Academy Chancellor Elizabeth Alexander says Trethewey is a national treasure who has represented the country as poet laureate with great distinction. Her meticulously wrought poems explore how personal and national history are constantly converging. She understands the time and place she was born into, as well as the history that moves us forward in fits and starts. Her poems are finely-honed gems of tremendous beauty and haunting power. Her work gives full meaning to the word 'grace,' in all it makes elegant and ritual, and all it forgives.

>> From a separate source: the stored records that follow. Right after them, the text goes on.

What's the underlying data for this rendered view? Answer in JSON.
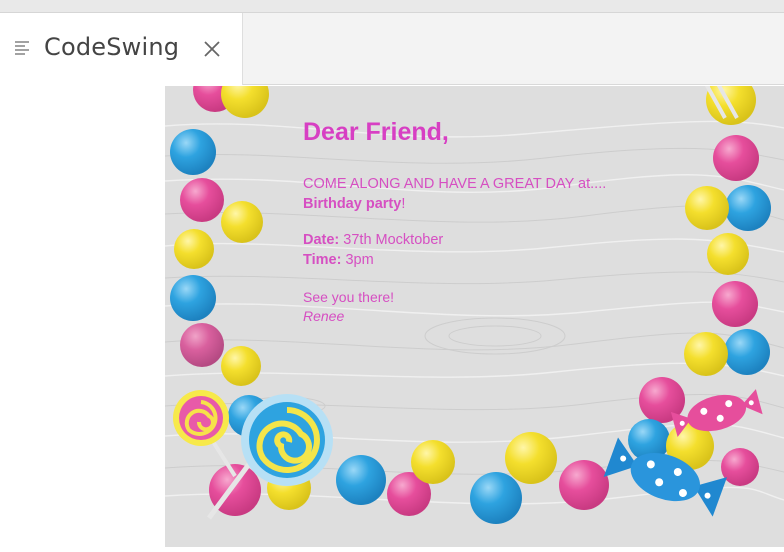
{
  "tab": {
    "title": "CodeSwing",
    "icon": "list-lines-icon",
    "close_icon": "close-icon"
  },
  "invitation": {
    "greeting": "Dear Friend,",
    "invite_line": "COME ALONG AND HAVE A GREAT DAY at....",
    "event": "Birthday party",
    "event_suffix": "!",
    "date_label": "Date:",
    "date_value": " 37th Mocktober",
    "time_label": "Time:",
    "time_value": " 3pm",
    "closing": "See you there!",
    "signature": "Renee"
  },
  "colors": {
    "text": "#d64fc2",
    "pink": "#e64e9c",
    "yellow": "#f4df2d",
    "blue": "#2ea3e0"
  }
}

Trethewey was named as both the state poet laureate of Mississippi and the 19th U. S. poet laureate by the Library of Congress. In 2013, she was appointed for a second term, during which she travelled to cities and towns across the country meeting with the general public to seek out the many ways poetry lives in American communities and reported on her discoveries in a regular feature on the PBS News Hour Poetry Series. In 2013, she was also inducted into the American Academy of Arts and Sciences. She received the Academy of American Poets Fellowship in 2015 and the Heinz Award for Arts and Humanities in 2017.

The Academy of American Poets is the nation's leading champion of poets, poetry, and the work of poetry organizations. The organization produces Poets.org, the world's largest publicly funded website for poets and poetry; National Poetry Month; the popular Poem-a-Day series; American Poets magazine; Teach This Poem and other award-winning resources for K-12 educators; and an annual series of poetry readings and special events. The Academy of American Poets also coordinates a national poetry coalition working together to promote the value poets bring to our culture and the important contribution poetry makes in the lives of people of all ages and backgrounds.